Monday, May 1, 2017

Gaining a search image

Canyoncountry appears stark at first glance. In winter, the shrubs seemed too scrubby and impossible to tell apart. Almost (dare I say it)… boring. Most have small, nondescript leaves. Even cliffrose (Purshia), that produces creamy fragrant blossoms, appeared dull and inconspicuous.
Down into the canyon
But not anymore. Spring transformations are happening. And I’m hiking with a naturalist with years of experience in this area. Nothing is dull anymore.

Up at the trailhead, Robb notices a cliffrose-like shrub, but this one has broader leaves and a spreading growth form. A different species?
Broader leaves of Pursha tridentata
Later, we find out it is Purshia tridentata, a close relative of P. mexicana, which is the one seen more commonly around Moab. If I were alone, I’d have overlooked it completely.
Pursha mexicana, the cliffrose commonly found around Moab
There is joy in hiking with someone who knows an area really well. When I was little, on days I as having a test my dad would always tell me, “Just sit next to the smart kid.” I never cheated on tests, but that advice became a life philosophy over the years, morphing into “make friends with the smart people, watch what they do, and learn from them.” It’s the ticket not to just learning facts, but learning how to learn and interact with this environment.

The trail tumbles down through the sheer Wingate Sandstone, like so many of my favorite hikes begin. Down below, there are some springs hidden beneath the ribbon of spring-green cottonwood that we are going to check out.
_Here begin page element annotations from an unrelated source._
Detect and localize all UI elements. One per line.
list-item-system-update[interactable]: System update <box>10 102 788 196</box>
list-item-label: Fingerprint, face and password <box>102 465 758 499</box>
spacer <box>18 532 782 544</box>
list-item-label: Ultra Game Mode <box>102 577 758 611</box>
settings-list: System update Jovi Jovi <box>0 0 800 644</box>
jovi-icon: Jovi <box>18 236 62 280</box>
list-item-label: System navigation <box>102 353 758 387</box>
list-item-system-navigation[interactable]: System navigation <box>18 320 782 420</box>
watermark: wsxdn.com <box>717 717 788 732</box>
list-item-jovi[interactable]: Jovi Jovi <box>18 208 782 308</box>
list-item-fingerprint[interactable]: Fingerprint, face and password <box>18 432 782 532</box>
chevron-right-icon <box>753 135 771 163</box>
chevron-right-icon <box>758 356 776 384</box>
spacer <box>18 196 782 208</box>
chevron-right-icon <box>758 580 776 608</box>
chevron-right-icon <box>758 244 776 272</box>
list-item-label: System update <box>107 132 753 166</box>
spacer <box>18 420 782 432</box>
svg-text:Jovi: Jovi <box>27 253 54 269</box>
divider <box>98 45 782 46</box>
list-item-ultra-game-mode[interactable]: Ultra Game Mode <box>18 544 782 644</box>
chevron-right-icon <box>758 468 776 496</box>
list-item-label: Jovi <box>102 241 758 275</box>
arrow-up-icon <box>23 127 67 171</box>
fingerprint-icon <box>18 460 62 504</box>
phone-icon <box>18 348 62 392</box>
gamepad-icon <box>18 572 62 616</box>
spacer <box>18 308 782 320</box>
Robb’s butterfly net is slung over his shoulder and he periodically runs off chasing something I don’t see, returning to show me a treasure. “Look for green or brown triangles,” he says as he gently taps each cliffrose with the handle of his net and watches to see if it stirs up any butterflies. Looking for Desert Elfin, a species he’d not seen in this area previously.

Each species spotted is photographed and recorded in iNaturalist, an online, georeferenced tool for identification and sharing of natural history data. By the time we are done with the hike, other people have provided an identification for P. tridentata (which Robb entered into iNaturalist at the trailhead). What a helpful tool!

Soon, I’m staring to see the movement of tiny flittering creatures filling the canyon. I'm getting the search image down.
Plus a collared lizard
More shrubs are examined. Robb tells a story about blackbrush and how it is one of the oldest living things around. Blackbrush is low-growing and appeared to me all winter as even more boring than cliffrose. But learning how it could be hundreds of years old fills me with awe.
Down in the wash, the clear water girgles along and creates a deep pool lined by brilliant green algae.
As we climb back up, I marvel at how the butterflies come into focus, the birdsongs fill my ears, and how much more there is to see here than at first glance.

The next week while roving trail at my park, I spot a little brown triangle of my own, a Desert Elfin. And am grateful of for a newfound search image that makes a seemingly inconspicous world come to life.
So exciting to spot this Desert Elfin on the Devil's Garden Trail at Arches!


  1. Ooh botanizing! And natural-izing?? Looks like fun! It's been a few weeks since we've been anywhere but our yard so I need to get out and do some of that.

    1. Yes, it's sure been fun, all this botanizing and (i)naturalizing.